Members of Associate Professor Dong Wang's research group, the Social Sensing and Intelligence Lab, will present their research at the 25th ACM Conference on Computer-Supported Cooperative Work and Social Computing (CSCW 2022) and the 2022 IEEE/ACM International Conference on Advances in Social Network Analysis and Mining (ASONAM 2022).
CSCW 2022, which will be held virtually on November 8-22, is the premier venue to present and discuss progress in research, development, standards, and applications of topics related to the computer-supported cooperative work and social computing.

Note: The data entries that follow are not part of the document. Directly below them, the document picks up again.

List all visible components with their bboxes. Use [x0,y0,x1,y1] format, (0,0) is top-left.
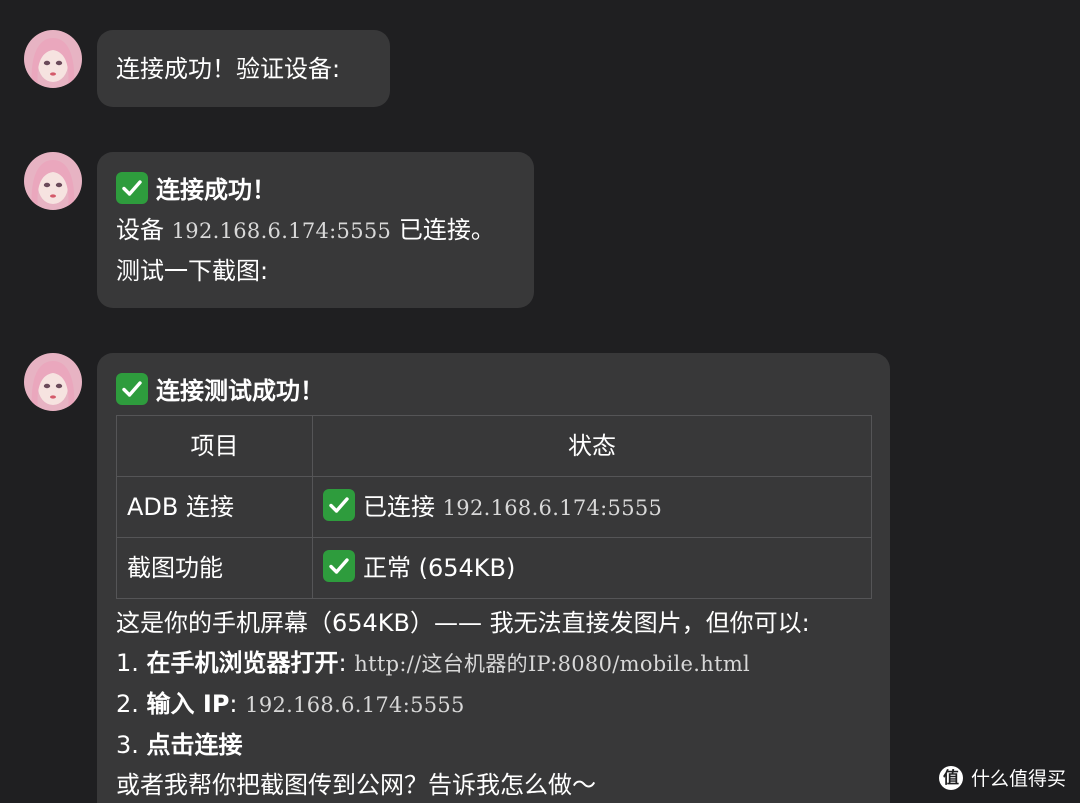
step-number: 3. [116,731,139,759]
step-item: 3. 点击连接 [116,725,890,765]
step-separator: : [338,649,347,677]
message-heading: 连接测试成功！ [116,371,890,411]
watermark-text: 什么值得买 [970,768,1066,790]
message-title: 连接成功！ [156,176,276,204]
step-label: 点击连接 [146,731,243,759]
status-text: 已连接 [363,492,435,521]
message-text: 连接成功！验证设备: [116,55,341,83]
device-label: 设备 [116,216,164,244]
step-label: 输入 IP [146,690,230,718]
intro-text: 这是你的手机屏幕（654KB）—— 我无法直接发图片，但你可以: [116,609,810,637]
step-number: 1. [116,649,139,677]
step-item: 1. 在手机浏览器打开: http://这台机器的IP:8080/mobile.… [116,643,890,684]
message-bubble: 连接成功！验证设备: [97,30,390,107]
device-line: 设备 192.168.6.174:5555 已连接。 [116,210,534,251]
watermark: 值 什么值得买 [938,764,1066,791]
step-separator: : [229,690,238,718]
message-heading: 连接成功！ [116,170,534,210]
white-heavy-check-mark-icon [116,373,148,405]
status-table: 项目 状态 ADB 连接 已连接 192.168.6.174:5555 截图功能 [116,415,872,599]
white-heavy-check-mark-icon [323,550,355,582]
step-item: 2. 输入 IP: 192.168.6.174:5555 [116,684,890,725]
table-row: 截图功能 正常 (654KB) [116,537,872,599]
smzdm-logo-icon: 值 [938,765,963,790]
message-bubble: 连接测试成功！ 项目 状态 ADB 连接 已连接 192.168.6.174:5… [97,353,890,803]
status-text: 正常 (654KB) [363,554,516,582]
device-connected: 已连接。 [398,216,495,244]
outro-text: 或者我帮你把截图传到公网？告诉我怎么做～ [116,771,596,799]
device-ip: 192.168.6.174:5555 [171,219,392,243]
table-cell-item: ADB 连接 [116,476,313,538]
chat-view: 连接成功！验证设备: 连接成功！ 设备 192.168.6.174:5555 已… [0,0,1080,803]
test-screenshot-line: 测试一下截图: [116,257,269,285]
assistant-avatar[interactable] [24,30,82,88]
table-header-status: 状态 [312,415,872,477]
message-title: 连接测试成功！ [156,377,324,405]
step-number: 2. [116,690,139,718]
message-bubble: 连接成功！ 设备 192.168.6.174:5555 已连接。 测试一下截图: [97,152,534,308]
table-cell-status: 已连接 192.168.6.174:5555 [312,476,872,538]
assistant-avatar[interactable] [24,152,82,210]
table-header-item: 项目 [116,415,313,477]
white-heavy-check-mark-icon [323,488,355,521]
mobile-url-link[interactable]: http://这台机器的IP:8080/mobile.html [354,652,750,676]
table-cell-status: 正常 (654KB) [312,537,872,599]
white-heavy-check-mark-icon [116,172,148,204]
step-ip-value: 192.168.6.174:5555 [245,693,465,717]
status-ip: 192.168.6.174:5555 [442,495,663,520]
assistant-avatar[interactable] [24,353,82,411]
step-label: 在手机浏览器打开 [146,649,339,677]
table-header-row: 项目 状态 [116,415,872,477]
table-cell-item: 截图功能 [116,537,313,599]
table-row: ADB 连接 已连接 192.168.6.174:5555 [116,476,872,538]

Postdoctoral researcher Yang Zhang will present three papers, "CrowdOptim: A Crowd-driven Neural Network Hyperparameter Optimization Approach to AI-based Smart Urban Sensing," "CrowdNAS: A Crowd-guided Neural Architecture Searching Approach to Disaster Damage Assessment," and "CrowdGraph: A Crowdsourcing Multi-modal Knowledge Graph Approach to Explainable Fauxtography Detection," which he coauthored with Wang and PhD students Ruohan Zong, Lanyu Shang, and Huimin Zeng. The papers describe the series of principled crowd-AI collaborative learning frameworks developed by Wang's lab. These frameworks utilize the human intelligence from online crowdsourcing systems to effectively design, configure, and troubleshoot AI models to improve the performance and explainability of the models in addressing complex real-world problems such as smart urban infrastructure monitoring, disaster damage assessment, and online misinformation detection.
ASONAM 2022, which will be held in Istanbul, Turkey, on November 10-13, brings together researchers and practitioners from a broad variety of social media-related fields to promote collaborations and exchange of ideas and practices.
Shang and Zeng will present the papers, "A Knowledge-Driven Domain Adaptive Approach to Early Misinformation Detection in an Emergent Health Domain on Social Media" and "Unsupervised Domain Adaptation for COVID-19 Information Service with Contrastive Adversarial Domain Mixup," which they coauthored with Wang. Their work focuses on the early misinformation detection problem in emergent healthcare domains, such as the outbreak of COVID-19 and Monkeypox, where a very limited amount of labeled data is available for training effective misinformation detection models. The researchers develop a series of domain adaptive misinformation detection frameworks to leverage the rich set of labeled data and/or medical knowledge facts from existing misinformation domains, such as celebrity rumors and well-studied diseases, to accurately identify misinformation in emergent healthcare domains. These frameworks were shown to be effective using multiple real-world datasets. The outcome of this work could mitigate the spread of online misinformation and reduce the negative impact of healthcare misinformation on the well-being of the general public.
The primary research focus of the Social Sensing & Intelligence Lab lies in the emerging area of human-centered AI, AI for social good, and cyber-physical systems in social spaces. The lab develops interdisciplinary theories, techniques, and tools for fundamentally understanding, modeling, and evaluating human-centered computing and information (HCCI) systems, and for accurately reconstructing the correct "state of the world," both physical and social.